Outrora dominantes, os neotrabalhistas estão agora na defensiva. Um oponente feroz da nova liderança, Phil Wilson, que ocupa o assento de Blair em Westminster, continua impotente para barrar o efeito de Corbyn em seu próprio distrito eleitoral. Em 2016, suas instruções não bastaram para convencer a maioria dos militantes a votar em Owen Smith, o candidato da direita. “É porque muita gente entrou no partido”, explica Peter Brookes. “Em 2015, éramos quatrocentos. Hoje somos o dobro.” Eleito pelo condado de Durham, Brookes representa Trimdon, a mesma cidade onde Blair estabeleceu residência.
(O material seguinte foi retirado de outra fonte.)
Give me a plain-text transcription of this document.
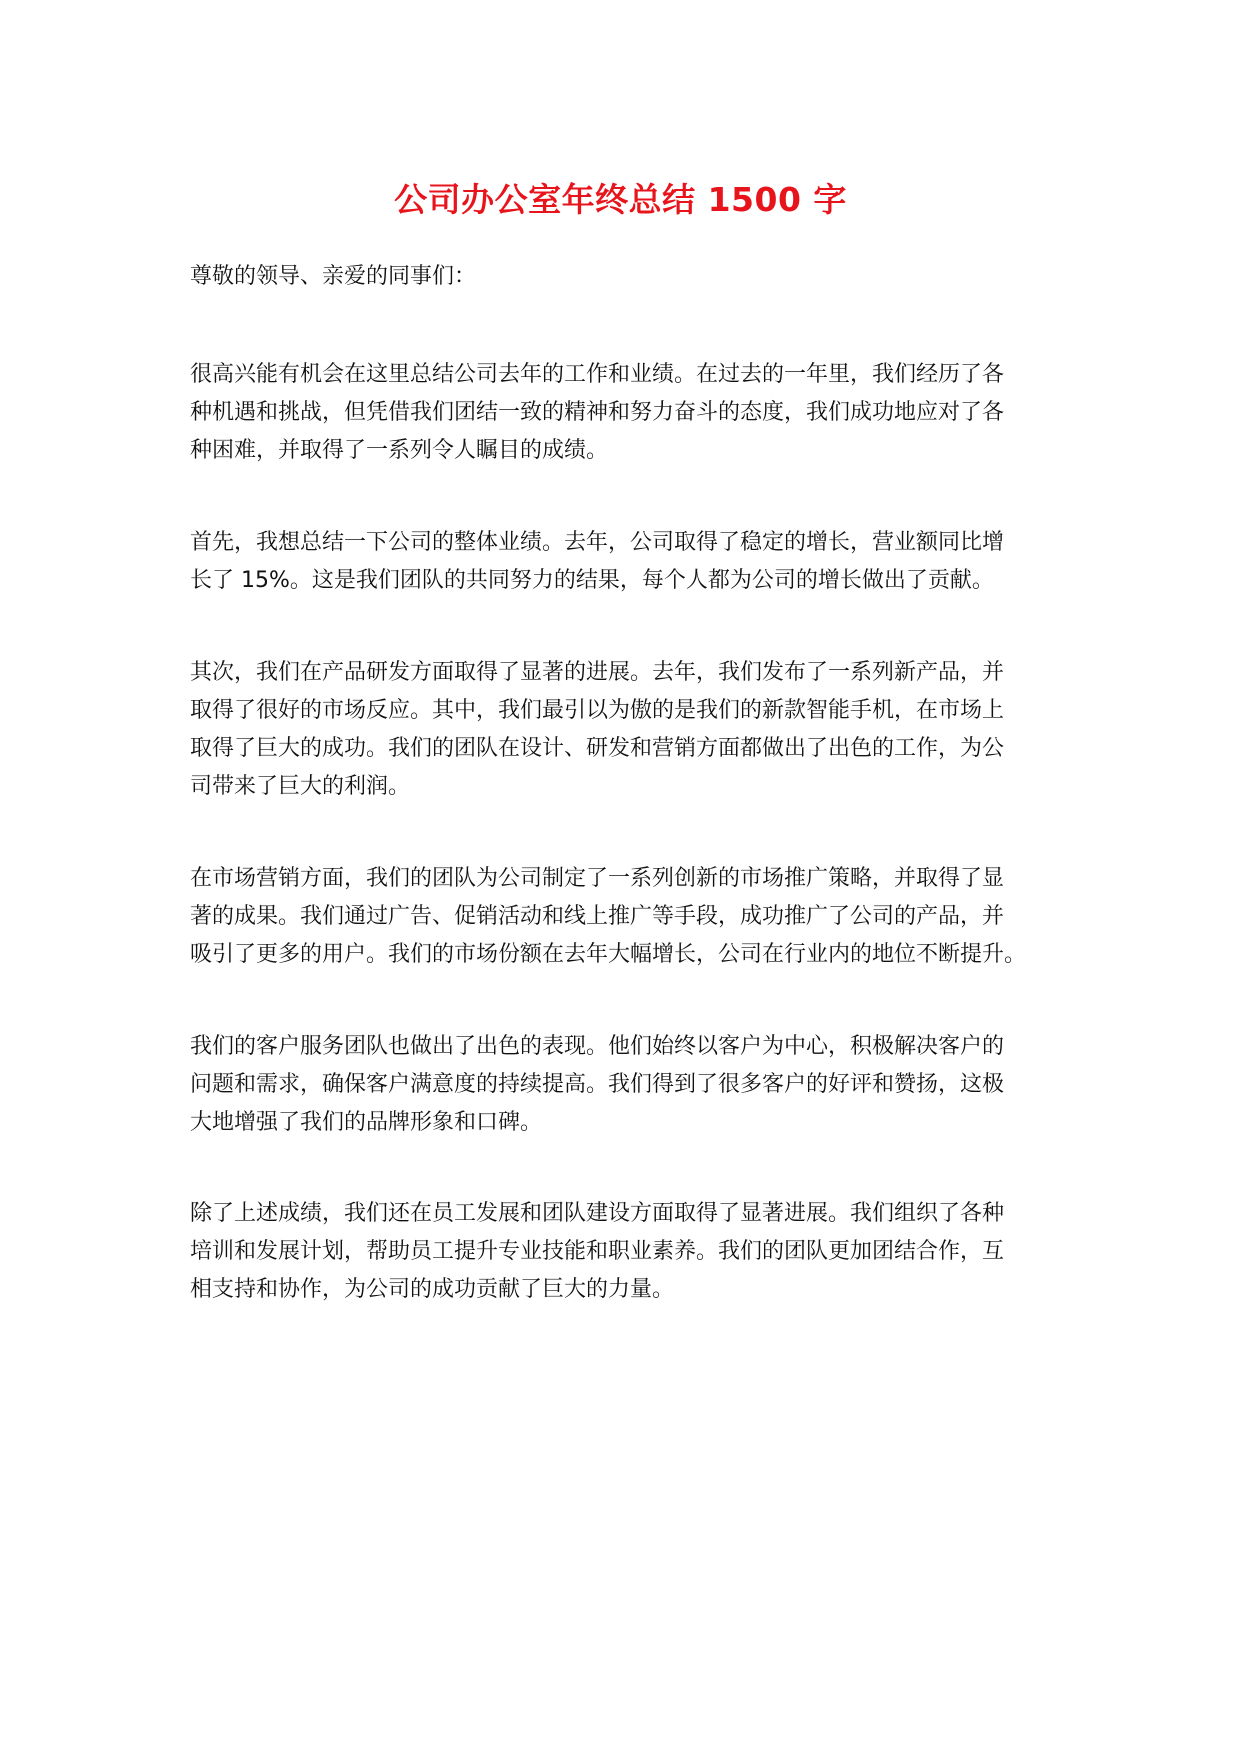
公司办公室年终总结 1500 字

尊敬的领导、亲爱的同事们：

很高兴能有机会在这里总结公司去年的工作和业绩。在过去的一年里，我们经历了各
种机遇和挑战，但凭借我们团结一致的精神和努力奋斗的态度，我们成功地应对了各
种困难，并取得了一系列令人瞩目的成绩。

首先，我想总结一下公司的整体业绩。去年，公司取得了稳定的增长，营业额同比增
长了 15%。这是我们团队的共同努力的结果，每个人都为公司的增长做出了贡献。

其次，我们在产品研发方面取得了显著的进展。去年，我们发布了一系列新产品，并
取得了很好的市场反应。其中，我们最引以为傲的是我们的新款智能手机，在市场上
取得了巨大的成功。我们的团队在设计、研发和营销方面都做出了出色的工作，为公
司带来了巨大的利润。

在市场营销方面，我们的团队为公司制定了一系列创新的市场推广策略，并取得了显
著的成果。我们通过广告、促销活动和线上推广等手段，成功推广了公司的产品，并
吸引了更多的用户。我们的市场份额在去年大幅增长，公司在行业内的地位不断提升。

我们的客户服务团队也做出了出色的表现。他们始终以客户为中心，积极解决客户的
问题和需求，确保客户满意度的持续提高。我们得到了很多客户的好评和赞扬，这极
大地增强了我们的品牌形象和口碑。

除了上述成绩，我们还在员工发展和团队建设方面取得了显著进展。我们组织了各种
培训和发展计划，帮助员工提升专业技能和职业素养。我们的团队更加团结合作，互
相支持和协作，为公司的成功贡献了巨大的力量。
Ele é parte do “bando dos cinco”, que, segundo a lenda, preparou o terreno para “Tony” em sua primeira vitória, em 1983. Reconhecendo que “alguma coisa está acontecendo”, o conselheiro admite que os cidadãos, especialmente os mais jovens, veem Corbyn como “um homem simples, estável, que faz política de outro modo e pode mudar a vida deles para melhor”. Em seu tempo, lembra Brookes, Tony Blair conseguiu suscitar o mesmo entusiasmo: “O número de militantes nas seções locais passou de duzentos para 2 mil em dois anos”.
Agora minoritários, os neotrabalhistas aspiram a “manter [seus] distritos eleitorais e levar [seus] candidatos à direção do partido”. Mas não têm mais redes para fazer isso. Seu principal grupo, o Progress, passa por dificuldades desde que seu fiel doador, David Sainsbury, uma das maiores fortunas do Reino Unido, retirou sua aposta de 2017. De resto, ele funcionava como um think tank, não como um movimento enraizado no partido e na sociedade. “Temos de nos organizar melhor”, admite Brookes. Depois de ter desejado a partida dos “moderados” para fundar com eles um novo partido, ele espera encontrar um “antídoto para o Momentum”.
À frente do maior partido da Europa, Corbyn mudou a cara do Partido Trabalhista. Esse partido de massa traça um caminho original. Sem marcar uma ruptura com os quadros políticos preexistentes – como fizeram o Podemos, na Espanha, e a França Insubmissa –, ele realiza uma recomposição revigorante. “For the many, not the few” [“Para a maioria, não a minoria”], Corbyn parece determinado a não ceder.
*Allan Popelard e Paul Vannier são jornalistas.